I am young, very young, but I feel so old in certain ways. Remembering everything that I remember makes me feel old. I am amazed at the ways that I can track and date, that I have grown into my skin, which I work hard every day to feel embodied in, and the ways that my physical consciousness has changed and strengthened over time. I feel like I live in this body, now. I want to do things to make it work the best it possibly can, for as long as it possibly can. I know that I'll be carrying the physical reminders of my many years of extreme stress for a long time to come, and I'm eager to be more present and aware, and to remedy any of the damage that I can.

When Lauren was here we sat among candles in my living room and talked about this. And I said to her, I go through these spells where my mortality is so evident to me, every near death miss a lightning shock to my system, but not a surprise. Walking or biking down a street, so many near misses with cars. We are simply hurtling past one another, blindly trusting in our infallibility. I say to her, thinking of how jangly and alien I feel in my body, how unfamiliar it still feels to me sometimes, I just don't think I'll grow old.

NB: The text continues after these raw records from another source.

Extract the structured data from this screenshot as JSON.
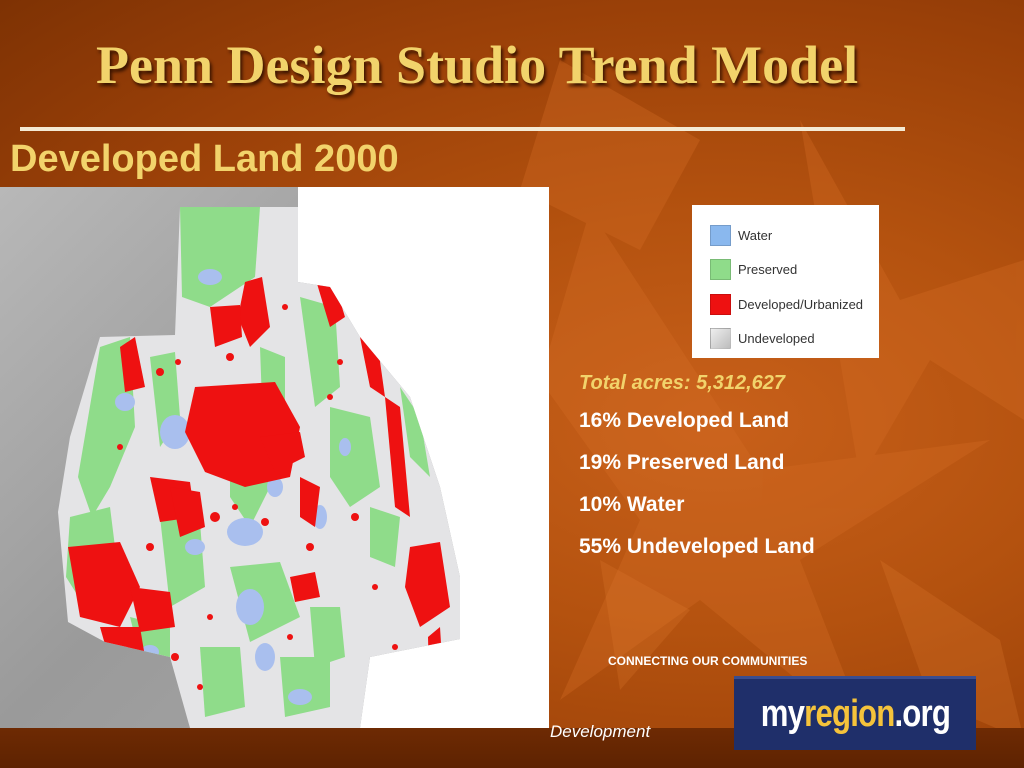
{
  "slide": {
    "title": "Penn Design Studio Trend Model",
    "subtitle": "Developed Land 2000"
  },
  "legend": {
    "items": [
      {
        "label": "Water",
        "color": "#8ab8ee"
      },
      {
        "label": "Preserved",
        "color": "#8fdc8a"
      },
      {
        "label": "Developed/Urbanized",
        "color": "#ee1111"
      },
      {
        "label": "Undeveloped",
        "color": "#d8d8d8"
      }
    ]
  },
  "stats": {
    "total": "Total acres: 5,312,627",
    "lines": [
      "16% Developed Land",
      "19% Preserved Land",
      "10% Water",
      "55% Undeveloped Land"
    ],
    "values": [
      {
        "category": "Developed Land",
        "percent": 16
      },
      {
        "category": "Preserved Land",
        "percent": 19
      },
      {
        "category": "Water",
        "percent": 10
      },
      {
        "category": "Undeveloped Land",
        "percent": 55
      }
    ]
  },
  "footer": {
    "tagline": "CONNECTING OUR COMMUNITIES",
    "logo": {
      "my": "my",
      "region": "region",
      "org": ".org"
    },
    "caption": "Development"
  },
  "colors": {
    "background": "#b4520f",
    "title": "#f2d36b",
    "logo_bg": "#1f2f6a",
    "logo_accent": "#f5c33b"
  }
}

And she says to me, You have always said that. Since you were 12, 15. You have never thought you would grow old.

I have always had a sense of this. Limits. Or maybe it's just that I have always had this nervousness in my physical self, feeling impermanent and accident-prone there.

I am thinking about these things for three reasons:

a) I'm awake, in the middle of the night! It feels like old times.

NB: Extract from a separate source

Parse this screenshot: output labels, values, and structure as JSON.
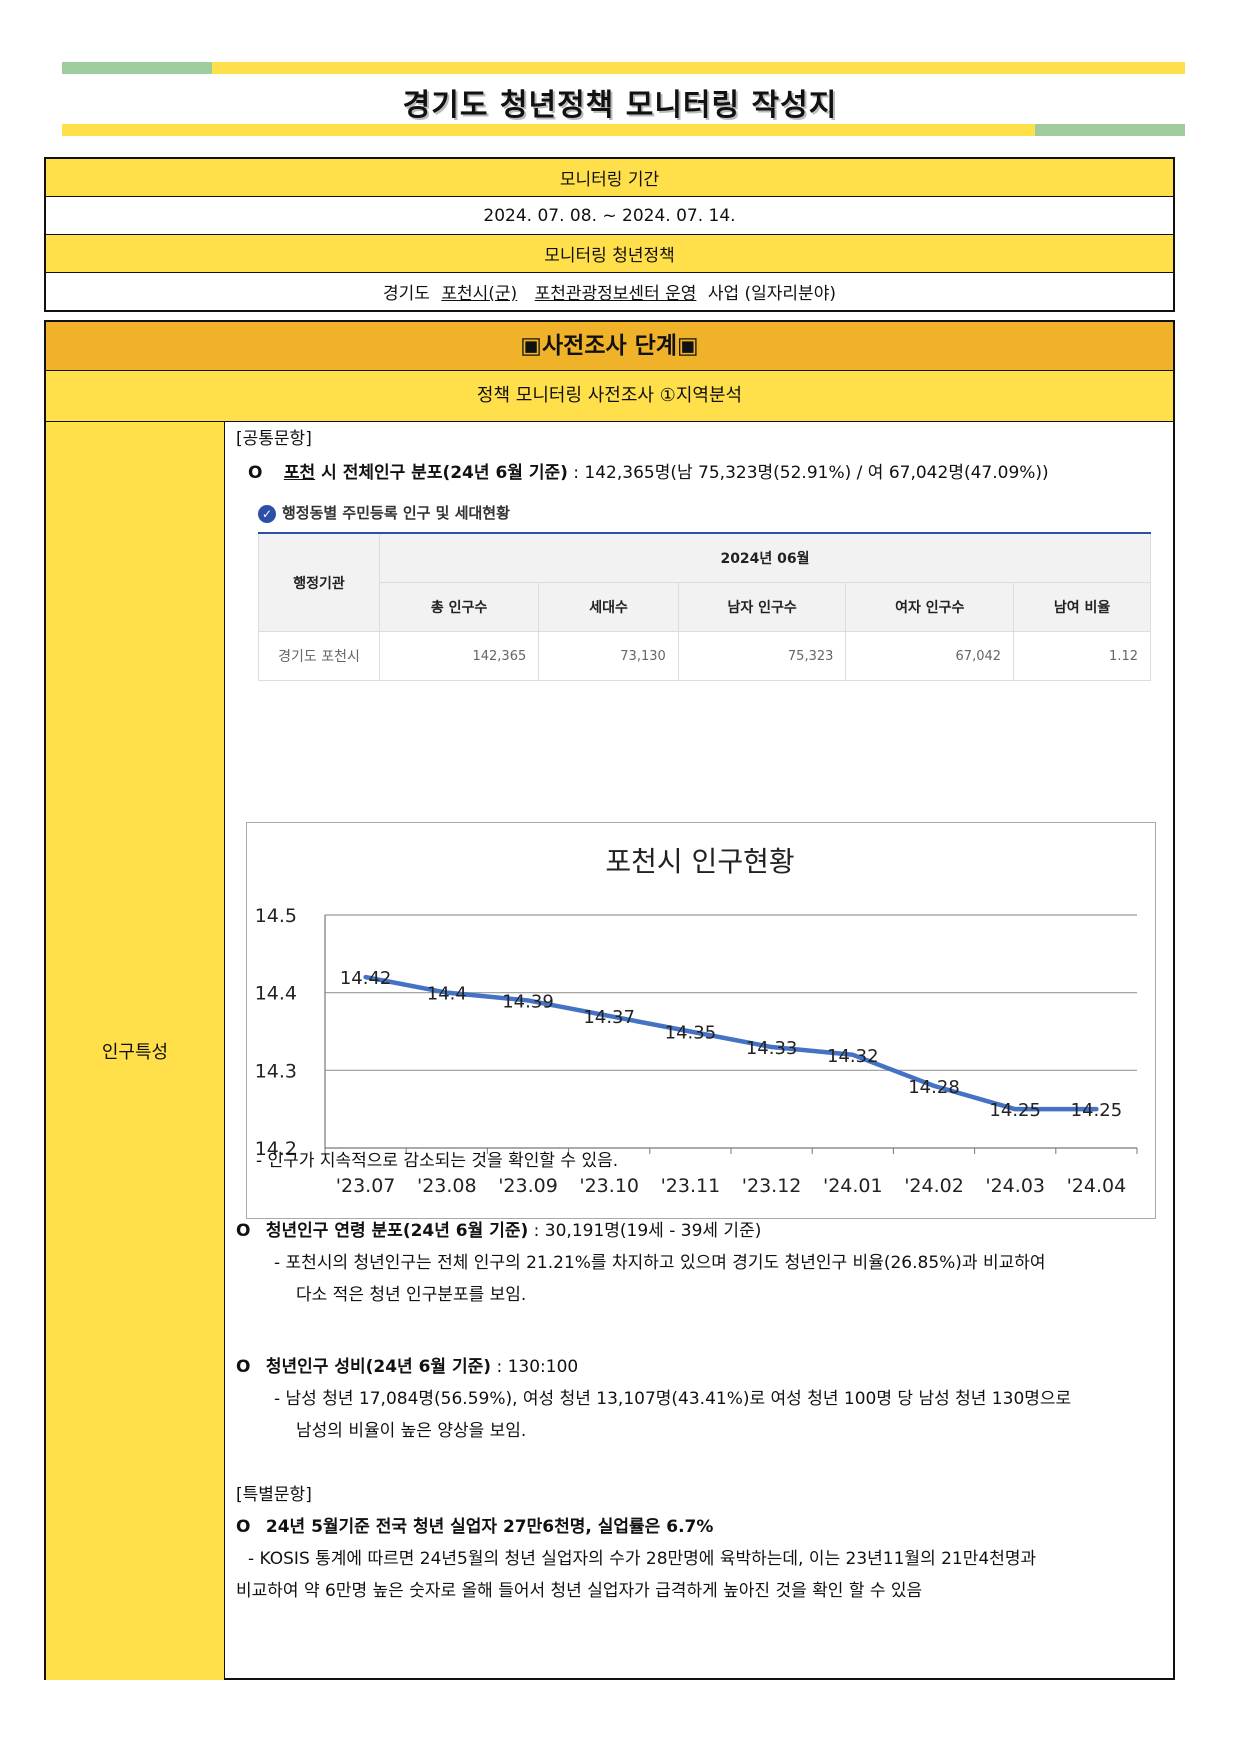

b) Emily and I had a conversation a while back, when we were making The Carnival, about how writing is a physical act. While she danced and spoke and I wrote and spoke, everything that we were doing was a cocktail of the physical, the emotional, the cerebral. Never separated. Since then, I try to be really conscious of what's happening in my body while I write or type. Right now I have been typing intensely for a while, so I am getting a little tight in my right palm.

c) This site has been neglected, and needs some love, food, water from us.